Entiendo que muchas de las cosas dejadas atrás han sido abandonadas por necesidad. , honestamente lo hago. Entiendo que no hay espacio en el dormitorio o apartamento estudio para la colección completa de libros de Harry Potter o las pilas de anuarios de la escuela secundaria o el ukelele extra. Sé que simplemente no hay una pulgada extra de espacio para los armarios que todavía están llenos de ropa y zapatos fuera de temporada que tendré que enviar cuando cambie el clima.

Estoy bien con las mantas favoritas y las divertidas almohadas que adornan sus camas perfectamente hechas y los significativos objetos de colección, fotografías y recuerdos que todavía decoran los estantes y las paredes de sus habitaciones vacías, parecidas a museos.
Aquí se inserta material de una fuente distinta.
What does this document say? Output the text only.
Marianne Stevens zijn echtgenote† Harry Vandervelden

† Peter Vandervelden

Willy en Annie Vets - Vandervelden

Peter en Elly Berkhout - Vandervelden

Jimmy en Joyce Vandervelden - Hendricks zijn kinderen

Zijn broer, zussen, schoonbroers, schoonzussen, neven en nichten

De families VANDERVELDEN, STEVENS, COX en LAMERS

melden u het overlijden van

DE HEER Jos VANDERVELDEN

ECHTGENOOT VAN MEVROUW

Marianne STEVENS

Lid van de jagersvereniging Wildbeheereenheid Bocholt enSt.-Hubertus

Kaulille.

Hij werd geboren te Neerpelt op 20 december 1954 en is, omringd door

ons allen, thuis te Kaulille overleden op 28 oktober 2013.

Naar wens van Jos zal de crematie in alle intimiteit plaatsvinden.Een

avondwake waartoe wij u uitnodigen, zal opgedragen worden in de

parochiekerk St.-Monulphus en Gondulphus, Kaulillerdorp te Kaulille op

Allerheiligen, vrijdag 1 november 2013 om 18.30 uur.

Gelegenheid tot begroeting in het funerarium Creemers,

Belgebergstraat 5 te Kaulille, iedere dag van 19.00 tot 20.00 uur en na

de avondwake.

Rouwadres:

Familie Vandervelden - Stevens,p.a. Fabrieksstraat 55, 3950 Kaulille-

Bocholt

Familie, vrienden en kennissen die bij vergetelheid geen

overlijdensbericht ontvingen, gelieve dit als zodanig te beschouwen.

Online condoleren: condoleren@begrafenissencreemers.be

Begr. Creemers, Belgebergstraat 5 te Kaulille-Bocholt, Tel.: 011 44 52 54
Pero cuando miro más allá de los elementos esenciales y veo el resto de la basura superflua que sigue esparcida por la casa, empiezo a sentirme un poco confundido y, sinceramente, más que un poco enojado. ¿Cómo es que la casa está ausente de su ser vibrante pero aún llena de más de 18 años de detritos? No puedo evitar pensar que es un intercambio injusto. Pero, de nuevo, yo soy la mamá. Desde las costras frías de los sándwiches de queso a la parrilla hasta ser el que limpia después de las fiestas de cumpleaños, estoy acostumbrado a quedarme con los restos de las cosas buenas.

Sin embargo, no estoy seguro de por qué lo llaman un nido vacío, porque el mío todavía está repleto.

Mi nido vacío está lleno de lo siguiente:

Pilas tambaleantes de tazas de café adquiridas en varios lugares de vacaciones o regaladas por amigos secretos con los que ya ni siquiera se comunican que amenazan con derrumbarse sobre mí cada vez que abro la puerta del gabinete para alcanzar una de las mías. Un estante completo de vasos de viaje de acero inoxidable y acrílico incómodos y de gran tamaño, porque obviamente estamos salvando la tierra.

Tubos y botellas de lociones Bath & Body Works a medio usar con aromas que pueden o no seguir oliendo como el título en su etiqueta.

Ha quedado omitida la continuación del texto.